90 Days of Odin, day 9: Rock-Paper-Scissors-Lizard-Spock, and naked deity wrestling

So I submit for Day 9 of the #90 Days of Odin project Thenea‘s new Rock-Paper-Scissors-Lizard Spock rules:

Thenea rock paper scissors lizard spock

Followed closely by our conversation as to who would win at oiled wrestling, Odin or Hermes. (WARNING: The following conversation is full of indiscretion, and perhaps even heresy. You have been warned.)

Thenea: Also, Hermes says he’s way to fast for Odin to ever spear butt him successfully

Cara: Now that’s a fight I’d love to witness
just be a fly on the wall

Thenea : Odin would be all SRS and trying to stab. Hermes would be pretending to make a frappucino, casually making it look like he was “obliviously” ducking out of the way at the exactly right moment and “accidentally” hitting Odin in the face with a blender repeatedly.
And apologizing repeatedly the whole time

Cara: omg totally

Thenea: Spilling no small amount of chocolate sauce on his opponent

Cara: like, getting it in Odin’s one good eye

Thenea: “OMIGOSH I’M SOOOOO SORY!”

Cara: which would totally put Odin into berserker mode

Thenea: Flailing blindly isn’t really a great way to hit a deity who can practically teleport

Cara: well it also makes him impervious to weapons
like, say, of the chocolate sauce variety

Thenea: But NOT impervious to being completely covered in silly string.

Cara: no
this is true
he is a god of communication, too, though
so, maybe the silly string can was labeled incorrectly and shot back at Hermes instead

Thenea: See… them getting into a fight… they’d enter the ring with completely different objectives
Odin would want to win in the traditional sense.

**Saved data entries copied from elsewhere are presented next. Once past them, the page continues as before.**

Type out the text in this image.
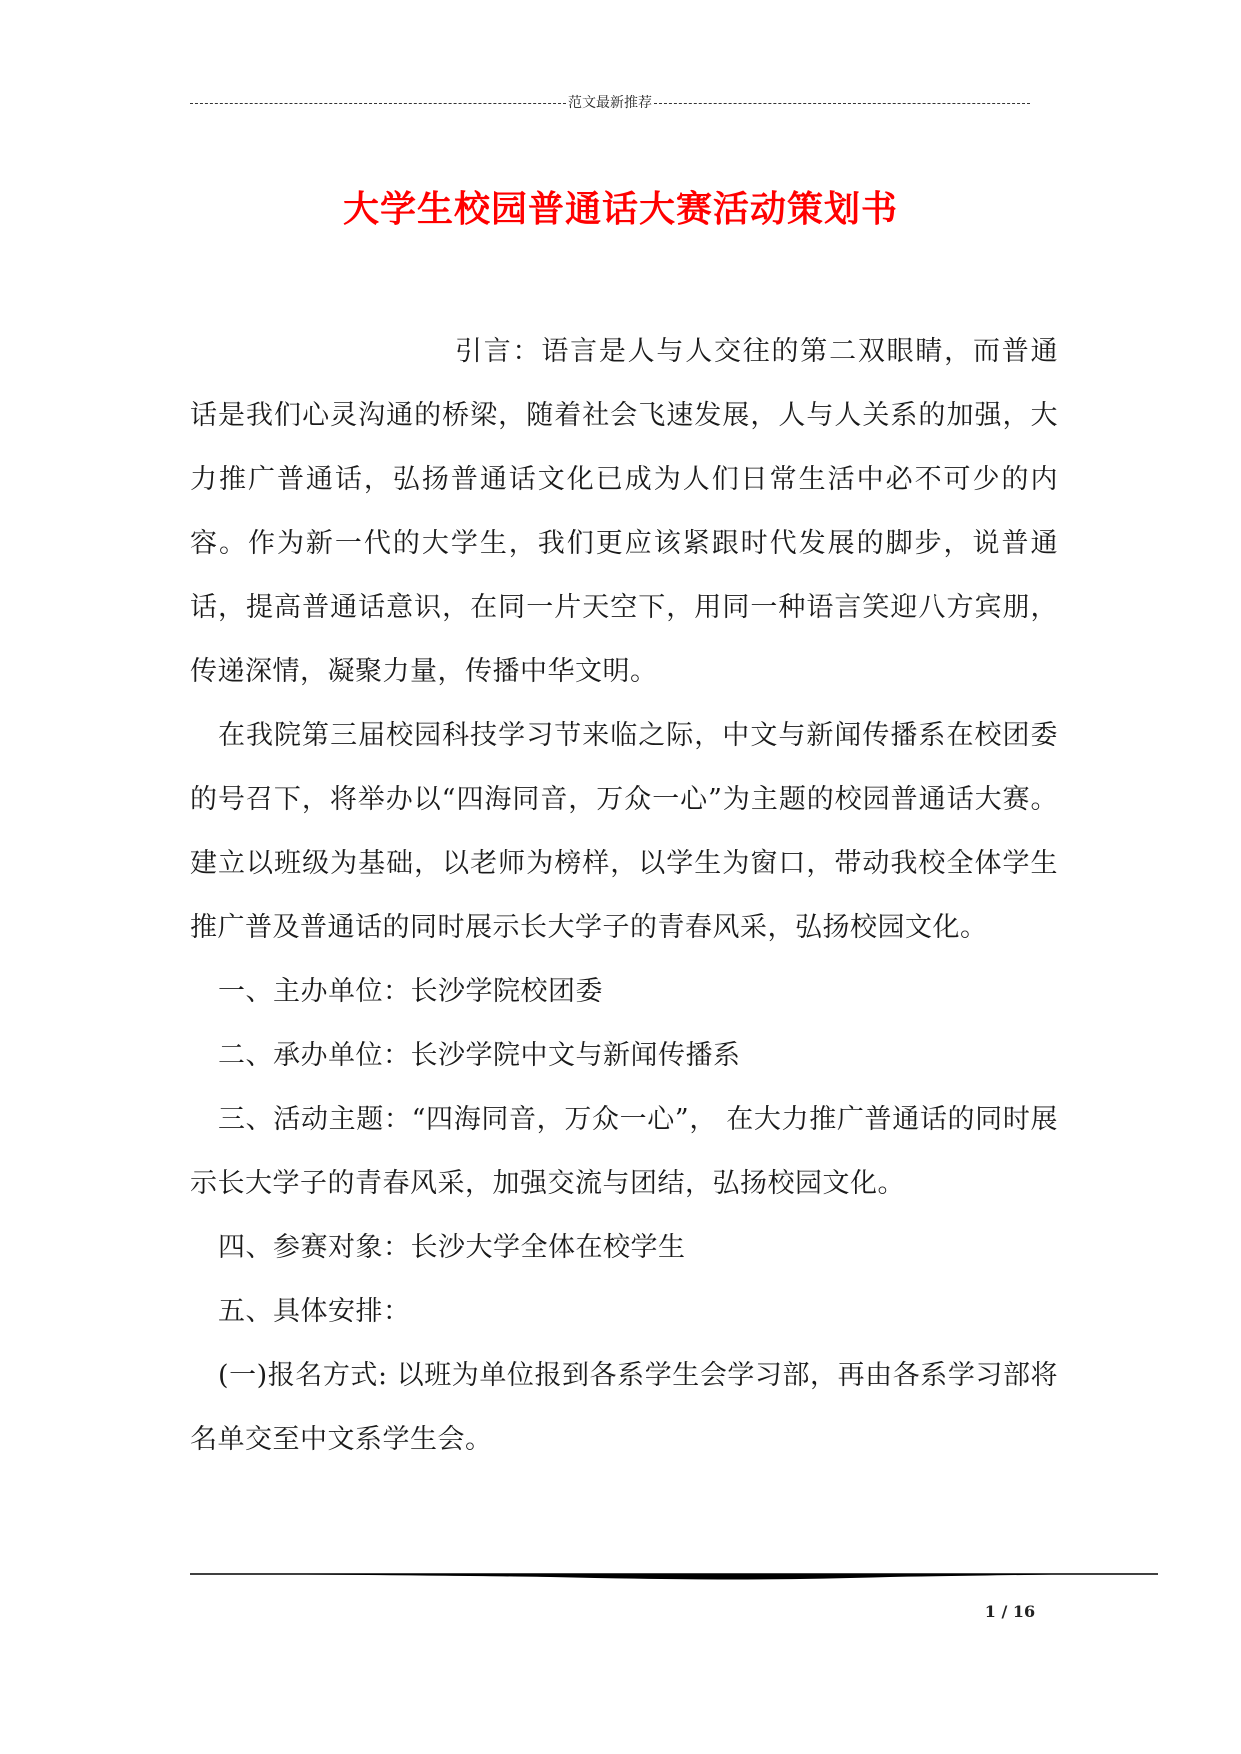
范文最新推荐
大学生校园普通话大赛活动策划书

引言：语言是人与人交往的第二双眼睛，而普通话是我们心灵沟通的桥梁，随着社会飞速发展，人与人关系的加强，大力推广普通话，弘扬普通话文化已成为人们日常生活中必不可少的内容。作为新一代的大学生，我们更应该紧跟时代发展的脚步，说普通话，提高普通话意识，在同一片天空下，用同一种语言笑迎八方宾朋，传递深情，凝聚力量，传播中华文明。

在我院第三届校园科技学习节来临之际，中文与新闻传播系在校团委的号召下，将举办以“四海同音，万众一心”为主题的校园普通话大赛。建立以班级为基础，以老师为榜样，以学生为窗口，带动我校全体学生推广普及普通话的同时展示长大学子的青春风采，弘扬校园文化。

一、主办单位：长沙学院校团委

二、承办单位：长沙学院中文与新闻传播系

三、活动主题：“四海同音，万众一心”， 在大力推广普通话的同时展示长大学子的青春风采，加强交流与团结，弘扬校园文化。

四、参赛对象：长沙大学全体在校学生

五、具体安排：

(一)报名方式: 以班为单位报到各系学生会学习部，再由各系学习部将名单交至中文系学生会。

1 / 16
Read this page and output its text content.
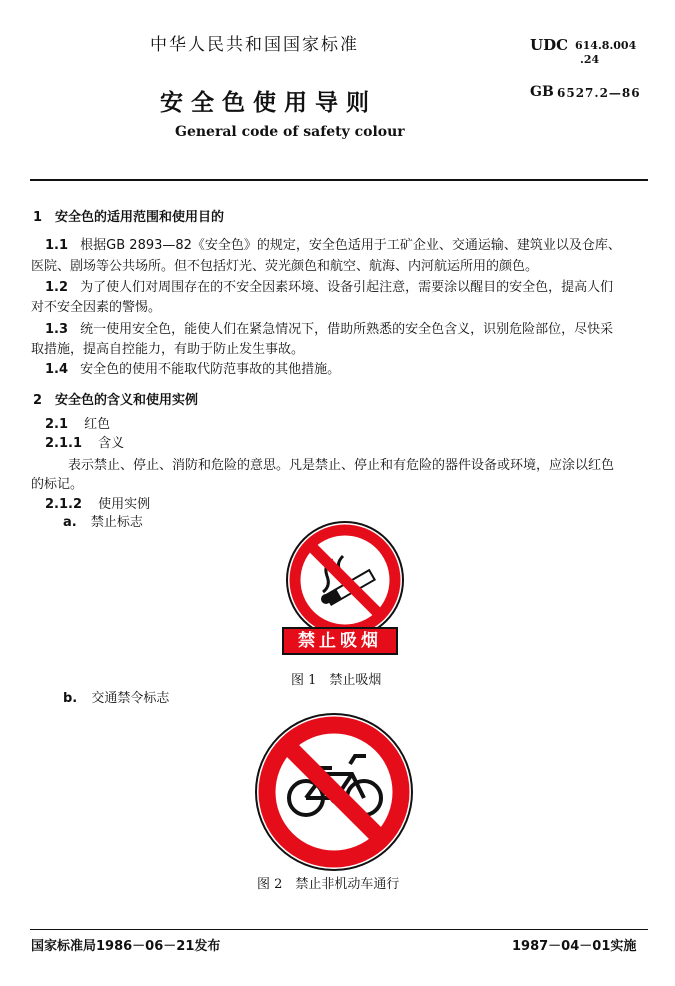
中华人民共和国国家标准	UDC 614.8.004
.24
安全色使用导则	GB 6527.2—86
General code of safety colour
1　安全色的适用范围和使用目的
1.1 根据GB 2893—82《安全色》的规定，安全色适用于工矿企业、交通运输、建筑业以及仓库、
医院、剧场等公共场所。但不包括灯光、荧光颜色和航空、航海、内河航运所用的颜色。
1.2 为了使人们对周围存在的不安全因素环境、设备引起注意，需要涂以醒目的安全色，提高人们
对不安全因素的警惕。
1.3 统一使用安全色，能使人们在紧急情况下，借助所熟悉的安全色含义，识别危险部位，尽快采
取措施，提高自控能力，有助于防止发生事故。
1.4 安全色的使用不能取代防范事故的其他措施。
2　安全色的含义和使用实例
2.1 红色
2.1.1 含义
表示禁止、停止、消防和危险的意思。凡是禁止、停止和有危险的器件设备或环境，应涂以红色
的标记。
2.1.2 使用实例
a. 禁止标志
禁止吸烟
图 1　禁止吸烟
b. 交通禁令标志
图 2　禁止非机动车通行
国家标准局1986－06－21发布	1987－04－01实施
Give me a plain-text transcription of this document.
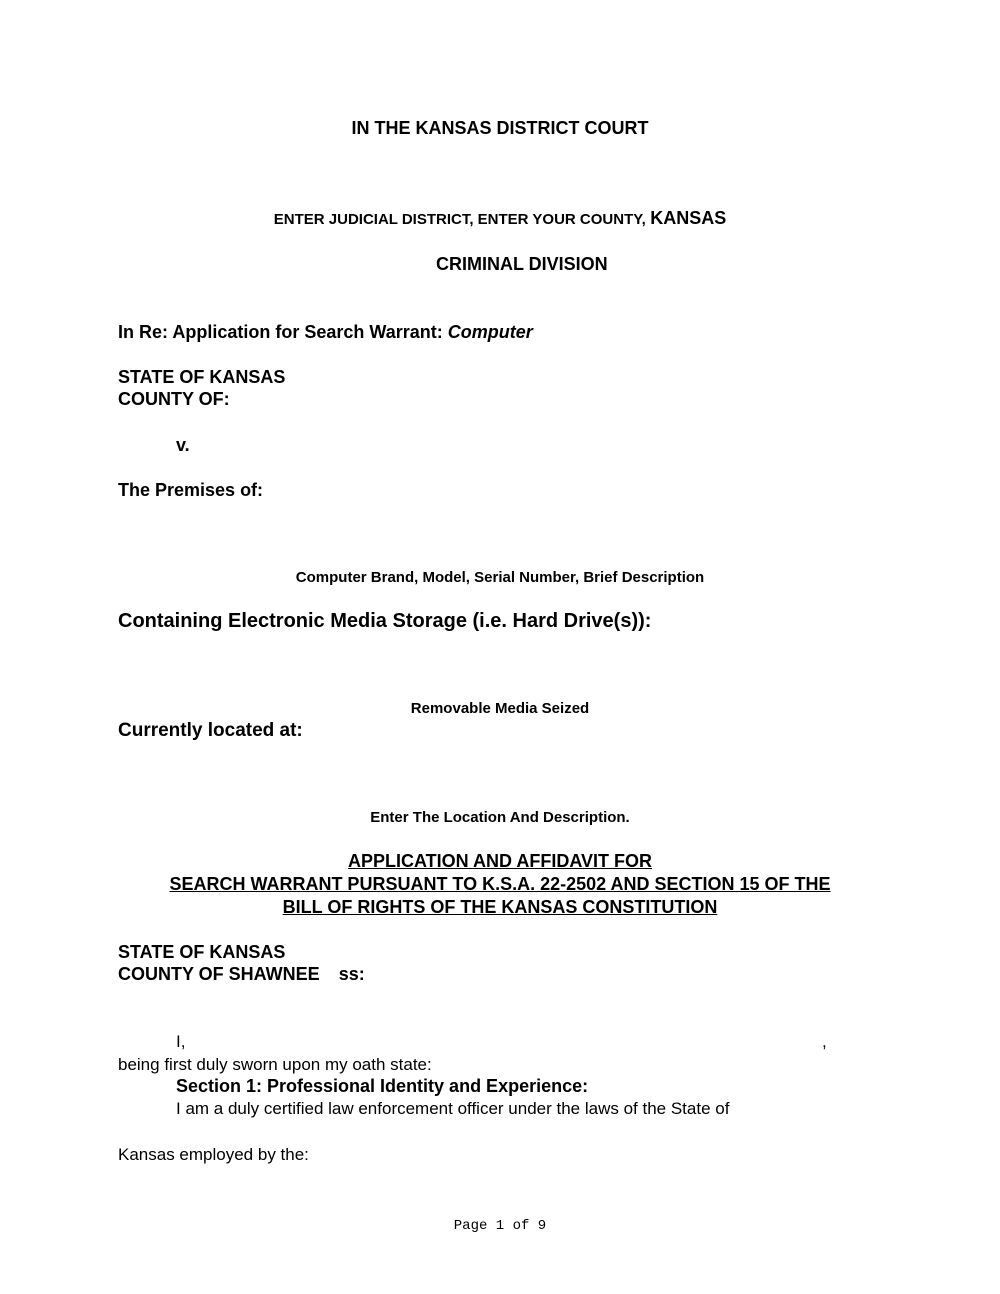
IN THE KANSAS DISTRICT COURT
ENTER JUDICIAL DISTRICT, ENTER YOUR COUNTY, KANSAS
CRIMINAL DIVISION
In Re: Application for Search Warrant: Computer
STATE OF KANSAS
COUNTY OF:
v.
The Premises of:
Computer Brand, Model, Serial Number, Brief Description
Containing Electronic Media Storage (i.e. Hard Drive(s)):
Removable Media Seized
Currently located at:
Enter The Location And Description.
APPLICATION AND AFFIDAVIT FOR
SEARCH WARRANT PURSUANT TO K.S.A. 22-2502 AND SECTION 15 OF THE
BILL OF RIGHTS OF THE KANSAS CONSTITUTION
STATE OF KANSAS
COUNTY OF SHAWNEE ss:
I,	,
being first duly sworn upon my oath state:
Section 1: Professional Identity and Experience:
I am a duly certified law enforcement officer under the laws of the State of
Kansas employed by the:
Page 1 of 9
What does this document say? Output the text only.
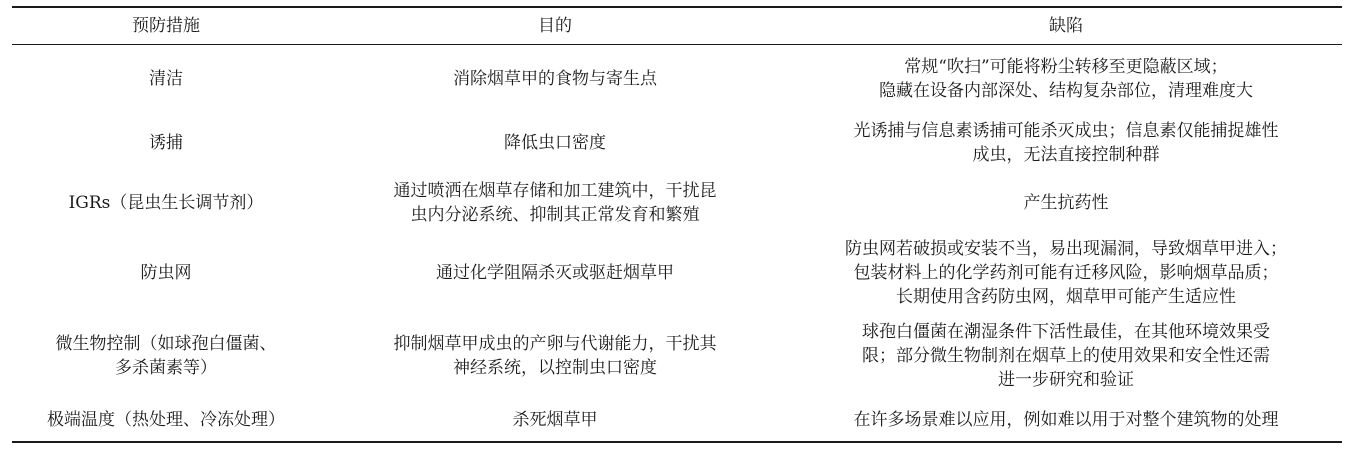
预防措施	目的	缺陷

清洁	消除烟草甲的食物与寄生点	常规“吹扫”可能将粉尘转移至更隐蔽区域；
隐藏在设备内部深处、结构复杂部位，清理难度大

诱捕	降低虫口密度	光诱捕与信息素诱捕可能杀灭成虫；信息素仅能捕捉雄性
成虫，无法直接控制种群

IGRs（昆虫生长调节剂）	通过喷洒在烟草存储和加工建筑中，干扰昆
虫内分泌系统、抑制其正常发育和繁殖	产生抗药性

防虫网	通过化学阻隔杀灭或驱赶烟草甲	防虫网若破损或安装不当，易出现漏洞，导致烟草甲进入；
包装材料上的化学药剂可能有迁移风险，影响烟草品质；
长期使用含药防虫网，烟草甲可能产生适应性

微生物控制（如球孢白僵菌、
多杀菌素等）	抑制烟草甲成虫的产卵与代谢能力，干扰其
神经系统，以控制虫口密度	球孢白僵菌在潮湿条件下活性最佳，在其他环境效果受
限；部分微生物制剂在烟草上的使用效果和安全性还需
进一步研究和验证

极端温度（热处理、冷冻处理）	杀死烟草甲	在许多场景难以应用，例如难以用于对整个建筑物的处理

Hermes would want to win by making the other guy look like a maximum tool.

Cara: aha
I totally asked Odin what he would do in this situation
and he said he wouldn’t do anything
he’d send in Loki instead
and Hermes would be totally distracted and they’d end up laughing their asses off

Thenea: Or making out

Cara: –yeah, or making chocolate porn–
While Odin slips by and gets whatever it was that was aiming for to begin with

Thenea: See, I kind of imagined them sparring, like WWF style
But neither of them would ever do that.

Cara: oiled up?

Thenea : Yes. I suppose. Oiled up and wearing ridiculous costumes.

Cara: oh yes. drag queen style

Thenea: Hermes assures me that you don’t wrestle with costumes. Clothing gets in the way.

Cara: indeed it does!

6 thoughts on “90 Days of Odin, day 9: Rock-Paper-Scissors-Lizard-Spock, and naked deity wrestling

  1. This whole post is so perfect, I do not know how to handle it.

    Except to say that I would pay good money to see this wrestling match. Clearly it needs to be tag teams though, if Odin’s tagging Loki in. Who would Hermes’ tag team partner be?

  2. I can only think of walking out of the room laughing truth betold lol
    My poor husband covered in chocolate sauce LMAO, what a night that will be.